Science has dismissed it long ago, there are no job prospects in it, because you cannot measure cause and effect of something you cannot know. We can only measure the competing images relative to each other. Science is the measurement of images, which can have great utility for economic productivity say. Nevertheless, science is just measuring images, not looking directly at the root.

The overwhelming temptation and ease of use of images in a challenging and often risky world means we normally live separately from the root because its more cosy and everyone else is doing it anyway. We divide the real world, into images. Sometimes that is destructive. The destruction cannot be sourced though because it's an image. So it cannot be attended to through analysis or statistics.

There are very real, very serious problems in our world of social organisation. I need not show the litany of failure people across the spectrum preside over equally and unanimously having being given the power to do so. We created it all. It belongs to us. We cannot escape it. It is ours entirely. The problems stem from these competing images we prefer to use instead of going to the root. It is cosier to use images, in the short term. We uses these images to point at these very real problems, without taking the risk of being seen to move against the collective authentically. They are metaphors for very real world problems in the form of an escape route - we can 'point' at the problem and just walk away from it with impunity.

Now, conspiracy theory. What of it? Do we create a new image of the world, as a conspiracy theory, as the only way we have of pointing at these very serious problems? After all we know they are there. We just do not, can not, have the language to describe them. So we create an image of the thing, a metaphor, to 'transfer' meaning from the root, into the material world where we can at least have a small chance of attending to it, finally. It's at least a stab, in the dark.

So to discount conspiracy theory as only for tin foil hat wearers is a terrible mistake, if, we want to understand the world more fully. Because these theories might point indirectly at the root, in the only way they can, as an image. Of course there are also conflicting conspiracy theories. These too end up reinforcing a world full of conflict. But to be fair, that is no worse than all the other images is it? And at least it is taking a bold stride into the unknown where there are large risks and no guarantees - becoming the hero in ones own adventure.

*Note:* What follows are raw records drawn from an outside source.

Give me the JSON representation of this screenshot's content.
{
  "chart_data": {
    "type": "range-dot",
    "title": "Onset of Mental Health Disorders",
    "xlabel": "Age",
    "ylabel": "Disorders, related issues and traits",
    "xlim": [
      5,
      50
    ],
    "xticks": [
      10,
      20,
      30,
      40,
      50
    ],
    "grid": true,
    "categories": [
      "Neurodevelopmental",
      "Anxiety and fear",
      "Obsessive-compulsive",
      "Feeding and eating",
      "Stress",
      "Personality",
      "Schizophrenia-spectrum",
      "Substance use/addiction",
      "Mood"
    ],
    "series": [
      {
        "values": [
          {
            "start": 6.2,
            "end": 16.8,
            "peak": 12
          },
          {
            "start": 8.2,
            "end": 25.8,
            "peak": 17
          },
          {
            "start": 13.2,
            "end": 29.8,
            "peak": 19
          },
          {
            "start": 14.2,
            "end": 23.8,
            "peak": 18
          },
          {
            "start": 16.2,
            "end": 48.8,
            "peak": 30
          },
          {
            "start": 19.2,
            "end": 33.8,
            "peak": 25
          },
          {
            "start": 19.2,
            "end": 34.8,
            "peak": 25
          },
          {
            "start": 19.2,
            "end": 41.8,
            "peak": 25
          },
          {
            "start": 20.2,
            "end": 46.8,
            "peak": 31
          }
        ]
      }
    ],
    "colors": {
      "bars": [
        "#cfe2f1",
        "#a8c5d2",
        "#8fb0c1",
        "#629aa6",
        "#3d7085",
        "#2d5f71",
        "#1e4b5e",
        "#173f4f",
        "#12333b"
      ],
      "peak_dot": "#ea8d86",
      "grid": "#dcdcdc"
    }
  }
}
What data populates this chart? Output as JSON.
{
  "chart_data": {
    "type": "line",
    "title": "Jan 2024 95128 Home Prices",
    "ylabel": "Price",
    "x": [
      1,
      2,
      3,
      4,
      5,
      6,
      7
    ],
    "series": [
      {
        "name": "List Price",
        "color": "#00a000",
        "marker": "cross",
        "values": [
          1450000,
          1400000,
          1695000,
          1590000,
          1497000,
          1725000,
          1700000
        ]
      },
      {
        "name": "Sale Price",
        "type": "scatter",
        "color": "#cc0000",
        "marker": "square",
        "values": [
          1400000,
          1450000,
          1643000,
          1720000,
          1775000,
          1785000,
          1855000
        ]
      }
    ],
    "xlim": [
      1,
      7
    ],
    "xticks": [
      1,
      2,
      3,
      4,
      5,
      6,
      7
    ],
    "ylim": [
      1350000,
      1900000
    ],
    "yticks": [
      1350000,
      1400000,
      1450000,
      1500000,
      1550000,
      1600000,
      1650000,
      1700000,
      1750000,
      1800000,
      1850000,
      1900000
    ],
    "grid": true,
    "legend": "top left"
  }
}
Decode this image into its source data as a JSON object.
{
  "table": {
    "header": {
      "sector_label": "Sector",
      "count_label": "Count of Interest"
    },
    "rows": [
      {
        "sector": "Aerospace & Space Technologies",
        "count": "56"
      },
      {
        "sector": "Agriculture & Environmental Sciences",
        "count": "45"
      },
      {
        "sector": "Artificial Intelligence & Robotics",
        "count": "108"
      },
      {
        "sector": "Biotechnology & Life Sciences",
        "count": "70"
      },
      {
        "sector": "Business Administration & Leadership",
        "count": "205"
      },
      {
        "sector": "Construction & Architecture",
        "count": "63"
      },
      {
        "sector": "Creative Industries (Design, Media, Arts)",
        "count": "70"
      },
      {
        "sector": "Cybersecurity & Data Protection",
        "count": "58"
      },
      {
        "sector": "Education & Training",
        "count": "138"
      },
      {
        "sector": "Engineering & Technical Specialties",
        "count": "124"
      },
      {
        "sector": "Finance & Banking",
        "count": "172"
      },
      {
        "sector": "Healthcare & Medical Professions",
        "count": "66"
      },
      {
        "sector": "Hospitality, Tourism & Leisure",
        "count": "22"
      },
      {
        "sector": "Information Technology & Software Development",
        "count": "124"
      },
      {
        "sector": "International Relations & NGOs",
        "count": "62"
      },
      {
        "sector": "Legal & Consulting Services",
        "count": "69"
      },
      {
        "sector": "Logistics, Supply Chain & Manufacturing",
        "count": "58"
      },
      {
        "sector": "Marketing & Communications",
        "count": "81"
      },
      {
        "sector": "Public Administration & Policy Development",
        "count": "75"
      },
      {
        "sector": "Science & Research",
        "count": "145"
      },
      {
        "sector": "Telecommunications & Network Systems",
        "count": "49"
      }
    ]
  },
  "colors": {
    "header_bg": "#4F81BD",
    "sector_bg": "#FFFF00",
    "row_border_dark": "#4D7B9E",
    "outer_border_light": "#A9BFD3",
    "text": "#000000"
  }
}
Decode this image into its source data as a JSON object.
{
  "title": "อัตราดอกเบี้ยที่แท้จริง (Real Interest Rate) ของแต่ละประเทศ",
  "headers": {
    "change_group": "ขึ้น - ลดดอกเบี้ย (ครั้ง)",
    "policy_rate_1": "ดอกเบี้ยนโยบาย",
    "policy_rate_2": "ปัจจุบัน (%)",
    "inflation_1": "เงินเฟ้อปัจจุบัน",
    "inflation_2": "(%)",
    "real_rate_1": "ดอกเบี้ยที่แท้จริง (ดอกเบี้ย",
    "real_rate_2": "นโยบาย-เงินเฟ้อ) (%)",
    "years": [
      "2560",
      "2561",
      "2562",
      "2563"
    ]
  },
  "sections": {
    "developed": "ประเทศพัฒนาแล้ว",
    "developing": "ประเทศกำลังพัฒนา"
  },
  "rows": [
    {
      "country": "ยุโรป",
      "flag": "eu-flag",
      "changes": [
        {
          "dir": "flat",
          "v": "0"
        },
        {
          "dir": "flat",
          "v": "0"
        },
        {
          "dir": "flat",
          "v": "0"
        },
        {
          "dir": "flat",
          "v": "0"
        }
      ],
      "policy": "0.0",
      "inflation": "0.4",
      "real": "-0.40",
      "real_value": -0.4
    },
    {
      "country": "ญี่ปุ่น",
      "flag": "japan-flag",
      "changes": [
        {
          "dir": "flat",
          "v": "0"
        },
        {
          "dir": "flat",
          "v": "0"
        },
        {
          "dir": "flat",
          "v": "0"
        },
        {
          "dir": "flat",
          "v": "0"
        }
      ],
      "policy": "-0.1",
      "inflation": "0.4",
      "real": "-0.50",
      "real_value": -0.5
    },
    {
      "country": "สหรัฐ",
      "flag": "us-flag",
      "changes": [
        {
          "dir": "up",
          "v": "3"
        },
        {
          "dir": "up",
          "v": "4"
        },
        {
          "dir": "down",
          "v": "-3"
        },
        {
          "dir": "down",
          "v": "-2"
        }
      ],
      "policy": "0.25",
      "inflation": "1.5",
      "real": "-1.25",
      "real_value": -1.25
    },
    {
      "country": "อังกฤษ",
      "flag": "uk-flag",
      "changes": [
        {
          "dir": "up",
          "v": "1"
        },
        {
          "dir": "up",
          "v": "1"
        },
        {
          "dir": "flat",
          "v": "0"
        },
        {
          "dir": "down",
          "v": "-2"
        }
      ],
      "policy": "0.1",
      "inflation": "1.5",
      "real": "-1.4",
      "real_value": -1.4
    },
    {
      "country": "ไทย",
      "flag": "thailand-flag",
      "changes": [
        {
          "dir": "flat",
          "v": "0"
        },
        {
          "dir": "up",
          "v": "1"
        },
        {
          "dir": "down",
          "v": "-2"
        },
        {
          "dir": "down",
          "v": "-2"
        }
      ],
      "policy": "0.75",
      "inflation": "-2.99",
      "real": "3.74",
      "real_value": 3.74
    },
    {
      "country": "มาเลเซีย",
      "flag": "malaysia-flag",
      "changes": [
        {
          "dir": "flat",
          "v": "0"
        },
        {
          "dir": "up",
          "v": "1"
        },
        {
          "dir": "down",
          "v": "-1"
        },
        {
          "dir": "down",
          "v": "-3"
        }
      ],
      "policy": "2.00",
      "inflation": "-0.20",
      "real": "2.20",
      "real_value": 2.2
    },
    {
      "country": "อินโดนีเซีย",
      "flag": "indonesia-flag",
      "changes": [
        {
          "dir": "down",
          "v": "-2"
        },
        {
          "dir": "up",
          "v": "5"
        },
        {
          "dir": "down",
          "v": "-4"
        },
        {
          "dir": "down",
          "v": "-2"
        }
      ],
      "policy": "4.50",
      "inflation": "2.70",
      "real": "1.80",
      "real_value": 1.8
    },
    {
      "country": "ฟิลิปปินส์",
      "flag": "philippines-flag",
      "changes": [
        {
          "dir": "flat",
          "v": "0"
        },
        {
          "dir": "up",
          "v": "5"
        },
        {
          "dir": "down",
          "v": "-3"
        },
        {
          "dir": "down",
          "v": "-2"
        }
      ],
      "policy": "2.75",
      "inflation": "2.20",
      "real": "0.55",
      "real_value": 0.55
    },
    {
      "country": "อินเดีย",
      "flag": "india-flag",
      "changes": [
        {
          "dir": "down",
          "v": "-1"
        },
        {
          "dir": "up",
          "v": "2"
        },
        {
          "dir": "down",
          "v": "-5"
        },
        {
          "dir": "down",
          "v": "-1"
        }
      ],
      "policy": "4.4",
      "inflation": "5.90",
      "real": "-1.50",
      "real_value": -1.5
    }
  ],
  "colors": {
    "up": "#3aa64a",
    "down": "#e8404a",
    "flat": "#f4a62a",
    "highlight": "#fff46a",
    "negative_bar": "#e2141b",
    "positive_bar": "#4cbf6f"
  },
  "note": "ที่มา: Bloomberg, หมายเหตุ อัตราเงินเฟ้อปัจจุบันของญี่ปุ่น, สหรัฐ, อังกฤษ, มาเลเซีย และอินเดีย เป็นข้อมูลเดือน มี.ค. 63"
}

I don't mean you should start believing conspiracy theory at all. I do mean that a wise old man would use all these images, as having the same eventual meaning, and without creating conflict between them, as a map leading to the unified source - the real world were things actually happen.

There are so many images. Many have the same meaning. At their source they are not different. In creating the differing images we merely use different colours and brush strokes to convey the same meaning in our own way. When they become normalised socially they gain importance and we fight over them as if they are the root. But they are just images of the root.

Perhaps, conspiracy theory is the first step for anyone who is deadly serious about the world, in returning to the source of the bubbling spring, which has been tended so well.

* See C.G. Jung and 'Visionary Rumours'.